Why in news?
One of the moving images from today’s India is of migrant workers suddenly feeling desolate in their places of work and desperate to return to their villages, in the aftermath of the COVID-19 outbreak.
We need to plan for an economic growth driven by rising.
Patchy data
- As per 2018 data: Out of India’s total workforce of 471.5 million, only 12.3% are regular workers receiving some form of social security, while the rest are mostly casual workers or petty producers surviving under various degrees of informality.
- A vast majority of migrant workers belong to the category of informal casual workers.
- Available data on the size of the migrant workforce in India are rather patchy.
- According to the 2011 Census, there were 54.3 million persons (workers as well as non-workers) in the country who migrated from one State to the other.
Workers migrate from villages to urban centres as the growth of rural incomes has not kept pace with the rising numbers and aspirations of the young in the countryside. - Between 2005 and 2018, 19.3 million persons left agricultural work in these four States alone and sought job opportunities elsewhere.
Livelihood dependency of Workers
- A majority of the workers who leave villages find themselves in the bottom rung of the urban economy, earning a precarious living as drivers, factory workers, security guards and domestic helpers.
- Their livelihoods are directly or indirectly linked to economic activities that cater to the demand from the relatively affluent people.

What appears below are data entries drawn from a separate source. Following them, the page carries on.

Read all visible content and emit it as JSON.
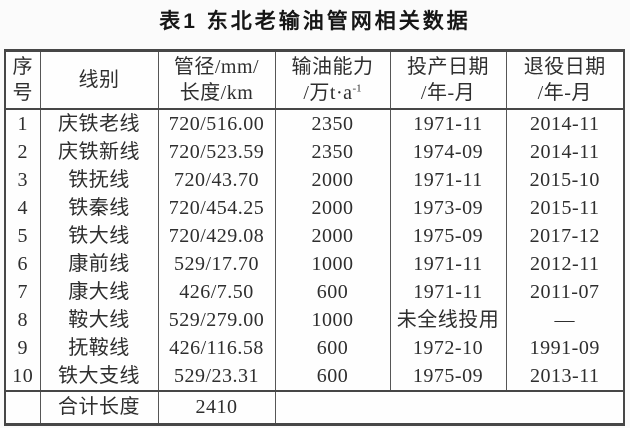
{
  "title": "表1  东北老输油管网相关数据",
  "colors": {
    "border": "#474747",
    "text": "#2e2e2e",
    "title_text": "#161616",
    "background": "#fbfbfb"
  },
  "table": {
    "headers": [
      {
        "line1": "序",
        "line2": "号"
      },
      {
        "line1": "线别",
        "line2": ""
      },
      {
        "line1": "管径/mm/",
        "line2": "长度/km"
      },
      {
        "line1": "输油能力",
        "line2": "/万t·a",
        "line2_sup": "-1"
      },
      {
        "line1": "投产日期",
        "line2": "/年-月"
      },
      {
        "line1": "退役日期",
        "line2": "/年-月"
      }
    ],
    "rows": [
      [
        "1",
        "庆铁老线",
        "720/516.00",
        "2350",
        "1971-11",
        "2014-11"
      ],
      [
        "2",
        "庆铁新线",
        "720/523.59",
        "2350",
        "1974-09",
        "2014-11"
      ],
      [
        "3",
        "铁抚线",
        "720/43.70",
        "2000",
        "1971-11",
        "2015-10"
      ],
      [
        "4",
        "铁秦线",
        "720/454.25",
        "2000",
        "1973-09",
        "2015-11"
      ],
      [
        "5",
        "铁大线",
        "720/429.08",
        "2000",
        "1975-09",
        "2017-12"
      ],
      [
        "6",
        "康前线",
        "529/17.70",
        "1000",
        "1971-11",
        "2012-11"
      ],
      [
        "7",
        "康大线",
        "426/7.50",
        "600",
        "1971-11",
        "2011-07"
      ],
      [
        "8",
        "鞍大线",
        "529/279.00",
        "1000",
        "未全线投用",
        "—"
      ],
      [
        "9",
        "抚鞍线",
        "426/116.58",
        "600",
        "1972-10",
        "1991-09"
      ],
      [
        "10",
        "铁大支线",
        "529/23.31",
        "600",
        "1975-09",
        "2013-11"
      ]
    ],
    "footer": {
      "label": "合计长度",
      "value": "2410"
    }
  }
}
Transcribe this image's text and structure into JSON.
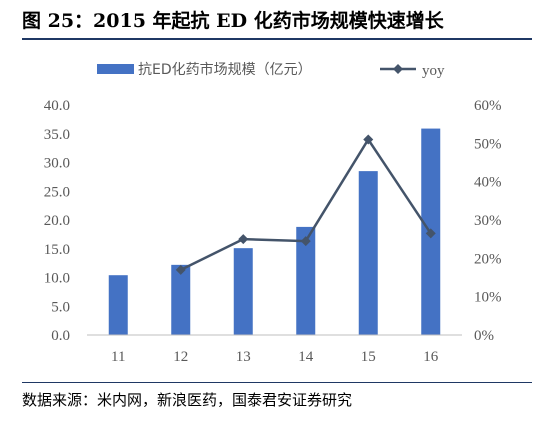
{
  "figure": {
    "title": "图 25：2015 年起抗 ED 化药市场规模快速增长",
    "source": "数据来源：米内网，新浪医药，国泰君安证券研究"
  },
  "colors": {
    "bar": "#4472c4",
    "line": "#44546a",
    "text": "#595959",
    "rule": "#1f3864"
  },
  "chart_data": {
    "type": "bar",
    "categories": [
      "11",
      "12",
      "13",
      "14",
      "15",
      "16"
    ],
    "series": [
      {
        "name": "抗ED化药市场规模（亿元）",
        "type": "bar",
        "axis": "left",
        "values": [
          10.4,
          12.2,
          15.1,
          18.8,
          28.5,
          35.9
        ]
      },
      {
        "name": "yoy",
        "type": "line",
        "axis": "right",
        "values": [
          null,
          0.17,
          0.25,
          0.245,
          0.51,
          0.265
        ]
      }
    ],
    "y_left": {
      "ylim": [
        0,
        40
      ],
      "ticks": [
        "0.0",
        "5.0",
        "10.0",
        "15.0",
        "20.0",
        "25.0",
        "30.0",
        "35.0",
        "40.0"
      ]
    },
    "y_right": {
      "ylim": [
        0,
        0.6
      ],
      "ticks": [
        "0%",
        "10%",
        "20%",
        "30%",
        "40%",
        "50%",
        "60%"
      ]
    },
    "legend": "top",
    "grid": false
  }
}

Need to widen the demand base
- According to the official consumption-expenditure surveys (for 2011-12), the richest 5% accounted for as much as 64.4% of the value of overall consumption of durable goods (such as of furniture or refrigerators) in urban India.
- The share of consumption of such goods by the poorest 50% was only 13.4%.
How to overcome reduced demand / consumption?
- The COVID-19 pandemic is set to cause long-term disruptions to the existing structure of demand dominated by the consumption of a privileged few.
- The crisis in the economy can be overcome only by widening the sources of demand, by raising the consumption of and investment for the poor.
- Firms should assist in raising workers’ wages and incomes, and thereby, in enlarging the size of the markets.
- It is critical that governments increase spending on the economy, in areas such as infrastructure and innovation.
- The ideas of John Maynard Keynes during the great depression of the 1930s that Government spending can boost the spirits of private investors had helped to fuel an unprecedented economic boom in the U.S. and European countries.
- A striking feature of this ‘golden age of capitalism’ was that the real wages kept rising, providing the much-needed succour to the working classes.
- A massive expansion in government spending will uplift workers’ skills as well as their incomes and purchasing power.
Conclusion
A grave challenge to future growth is the ageing demographic structures in most parts of the globe.
Lifting the wages and the spirits of the wearied Indian worker could just be the dose required to bring cheer to the Indian and the global economies.